2. Aux termes de l’article L. 521-1 du code de justice administrative : « Quand une décision administrative, même de rejet, fait l’objet d’une requête en annulation ou en réformation, le juge des référés, saisi d’une demande en ce sens, peut ordonner la suspension de l’exécution de cette décision, ou de certains de ses effets, lorsque l’urgence le justifie et qu’il est fait état d’un moyen propre à créer, en l’état de l’instruction, un doute sérieux quant à la légalité de la décision (…) ». L’article L. 522-3 du même code dispose : « Lorsque la demande ne présente pas un caractère d’urgence ou lorsqu’il apparaît manifeste, au vu de la demande, que celle-ci ne relève pas de la compétence de la juridiction administrative, qu’elle est irrecevable ou qu’elle est mal fondée, le juge des référés peut la rejeter par une ordonnance motivée sans qu’il y ait lieu d’appliquer les deux premiers alinéas de l’article L. 522-1 ». Enfin, aux termes du second alinéa de l’article R. 522-1 de ce code : « A peine d’irrecevabilité, les conclusions tendant à la suspension d’une décision administrative ou de certains de ses effets doivent être présentées par requête distincte de la requête à fin d’annulation ou de réformation et accompagnées d’une copie de cette dernière. ». Le juge des référés peut relever d’office les irrecevabilités entachant la requête sans inviter préalablement le requérant à régulariser sa demande.
3. D’une part, au nombre des conditions de recevabilité des requêtes tendant à la suspension en référé de l’exécution d’une décision administrative, figure, selon les dispositions de l’article R. 522-1 du code de justice administrative rappelées au point 2, l’exigence pour le requérant d’avoir introduit devant le tribunal une requête à fin d’annulation distincte de la requête de référé.
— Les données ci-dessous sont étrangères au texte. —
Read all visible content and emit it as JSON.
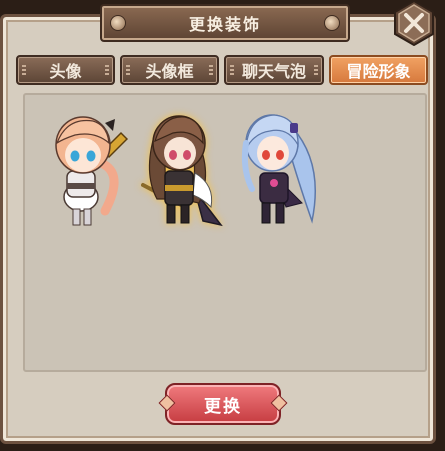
{
  "dialog": {
    "title": "更换装饰",
    "tabs": [
      {
        "label": "头像",
        "active": false
      },
      {
        "label": "头像框",
        "active": false
      },
      {
        "label": "聊天气泡",
        "active": false
      },
      {
        "label": "冒险形象",
        "active": true
      }
    ],
    "characters": [
      {
        "icon": "blonde-girl-with-sword-avatar",
        "selected": false
      },
      {
        "icon": "brown-haired-swordswoman-avatar",
        "selected": true
      },
      {
        "icon": "blue-ponytail-girl-avatar",
        "selected": false
      }
    ],
    "confirm_label": "更换"
  }
}
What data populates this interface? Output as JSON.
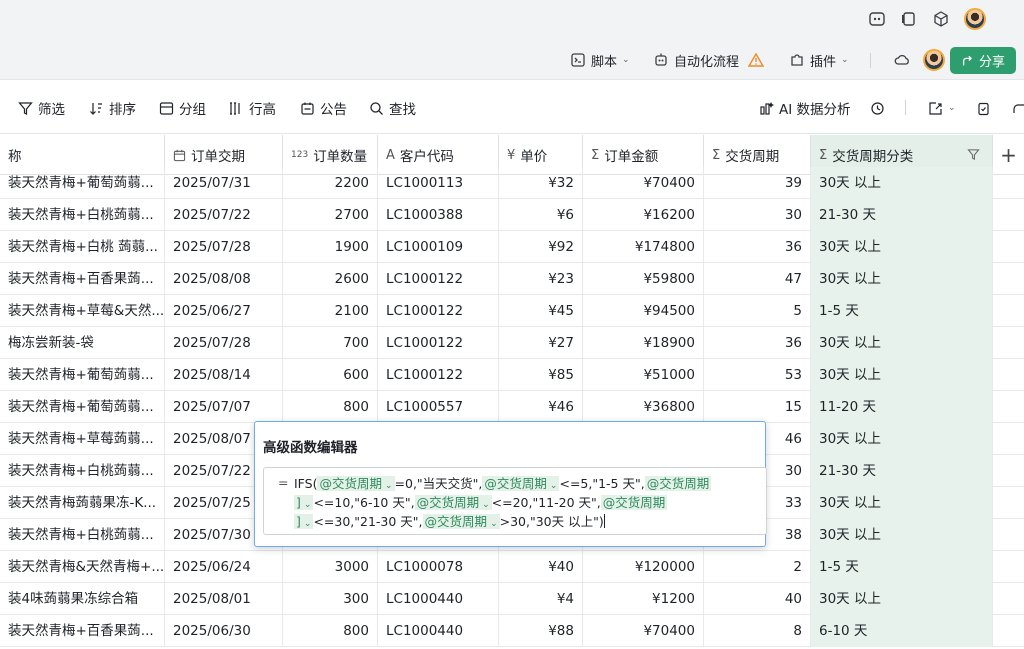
{
  "bar2": {
    "script_label": "脚本",
    "automation_label": "自动化流程",
    "plugins_label": "插件",
    "share_label": "分享"
  },
  "toolbar": {
    "filter_label": "筛选",
    "sort_label": "排序",
    "group_label": "分组",
    "row_height_label": "行高",
    "announce_label": "公告",
    "search_label": "查找",
    "ai_label": "AI 数据分析"
  },
  "columns": [
    {
      "label": "称",
      "icon": ""
    },
    {
      "label": "订单交期",
      "icon": "calendar-icon"
    },
    {
      "label": "订单数量",
      "icon": "123"
    },
    {
      "label": "客户代码",
      "icon": "A"
    },
    {
      "label": "单价",
      "icon": "¥"
    },
    {
      "label": "订单金额",
      "icon": "Σ"
    },
    {
      "label": "交货周期",
      "icon": "Σ"
    },
    {
      "label": "交货周期分类",
      "icon": "Σ"
    }
  ],
  "rows": [
    [
      "装天然青梅+葡萄蒟蒻...",
      "2025/07/31",
      "2200",
      "LC1000113",
      "¥32",
      "¥70400",
      "39",
      "30天 以上"
    ],
    [
      "装天然青梅+白桃蒟蒻...",
      "2025/07/22",
      "2700",
      "LC1000388",
      "¥6",
      "¥16200",
      "30",
      "21-30 天"
    ],
    [
      "装天然青梅+白桃 蒟蒻...",
      "2025/07/28",
      "1900",
      "LC1000109",
      "¥92",
      "¥174800",
      "36",
      "30天 以上"
    ],
    [
      "装天然青梅+百香果蒟...",
      "2025/08/08",
      "2600",
      "LC1000122",
      "¥23",
      "¥59800",
      "47",
      "30天 以上"
    ],
    [
      "装天然青梅+草莓&天然...",
      "2025/06/27",
      "2100",
      "LC1000122",
      "¥45",
      "¥94500",
      "5",
      "1-5 天"
    ],
    [
      "梅冻尝新装-袋",
      "2025/07/28",
      "700",
      "LC1000122",
      "¥27",
      "¥18900",
      "36",
      "30天 以上"
    ],
    [
      "装天然青梅+葡萄蒟蒻...",
      "2025/08/14",
      "600",
      "LC1000122",
      "¥85",
      "¥51000",
      "53",
      "30天 以上"
    ],
    [
      "装天然青梅+葡萄蒟蒻...",
      "2025/07/07",
      "800",
      "LC1000557",
      "¥46",
      "¥36800",
      "15",
      "11-20 天"
    ],
    [
      "装天然青梅+草莓蒟蒻...",
      "2025/08/07",
      "",
      "",
      "",
      "",
      "46",
      "30天 以上"
    ],
    [
      "装天然青梅+白桃蒟蒻...",
      "2025/07/22",
      "",
      "",
      "",
      "",
      "30",
      "21-30 天"
    ],
    [
      "装天然青梅蒟蒻果冻-K...",
      "2025/07/25",
      "",
      "",
      "",
      "",
      "33",
      "30天 以上"
    ],
    [
      "装天然青梅+白桃蒟蒻...",
      "2025/07/30",
      "",
      "",
      "",
      "",
      "38",
      "30天 以上"
    ],
    [
      "装天然青梅&天然青梅+...",
      "2025/06/24",
      "3000",
      "LC1000078",
      "¥40",
      "¥120000",
      "2",
      "1-5 天"
    ],
    [
      "装4味蒟蒻果冻综合箱",
      "2025/08/01",
      "300",
      "LC1000440",
      "¥4",
      "¥1200",
      "40",
      "30天 以上"
    ],
    [
      "装天然青梅+百香果蒟...",
      "2025/06/30",
      "800",
      "LC1000440",
      "¥88",
      "¥70400",
      "8",
      "6-10 天"
    ]
  ],
  "editor": {
    "title": "高级函数编辑器",
    "eq": "=",
    "field_token": "@交货周期",
    "line1": {
      "t0": "IFS(",
      "t1": "=0,\"当天交货\",",
      "t2": "<=5,\"1-5 天\","
    },
    "line2": {
      "t1": "<=10,\"6-10 天\",",
      "t2": "<=20,\"11-20 天\","
    },
    "line3": {
      "t1": "<=30,\"21-30 天\",",
      "t2": ">30,\"30天 以上\")"
    }
  },
  "colors": {
    "accent_green": "#2f9e6f",
    "category_column_bg": "#e7f2ec",
    "popup_border": "#6ea8f5",
    "warning_orange": "#f08a24"
  }
}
Or, Mme B… n’a pas saisi le tribunal d’une requête au fond distincte de ses conclusions présentées devant le juge des référés sur le fondement de l’article L. 521-1 du code de justice administrative. Par suite, ces conclusions aux fins de suspension sont manifestement irrecevables.
4. D’autre part, Mme B… n’est pas recevable à saisir le juge du référé-suspension, à qui il n’incombe pas de prononcer des mesures à titre définitif, de conclusions à fin d’annulation d’une décision, qui ne peuvent être présentées que dans le cadre d’une requête au fond devant le juge de l’excès de pouvoir. Au surplus, il ne ressort pas des pièces du dossier que la demande de l’intéressée, déposée le 10 août 2025 selon les mentions de l’attestation dématérialisée jointe à sa requête, aurait été rejetée par le préfet des Pyrénées-Atlantiques, alors que le délai de quatre-vingt-dix jours au terme duquel nait, en application du deuxième alinéa de l’article R. 432-2 du code de l’entrée et du séjour des étrangers et du droit d’asile, une décision implicite de refus de délivrance d’un titre de séjour portant la mention « étudiant », n’est pas expiré à la date de la présente ordonnance.
5. Il résulte de tout ce qui précède que la requête de Mme B… est manifestement irrecevable. Par suite, il y a lieu de la rejeter selon la procédure prévue à l’article L. 522-3 du code de justice.
ORDONNE :
Article 1er : La requête de Mme B… est rejetée.
Article 2 : La présente ordonnance sera notifiée Mme A… B….
Copie pour information adressée au préfet des Pyrénées-Atlantiques.
Le juge des référés,
Signé
C. BINAND
La République mande et ordonne au préfet des Pyrénées-Atlantiques, en ce qui le concerne, ou à tous huissiers de justice à ce requis, en ce qui concerne les voies de droit commun contre les parties privées, de pourvoir à l’exécution de la présente décision.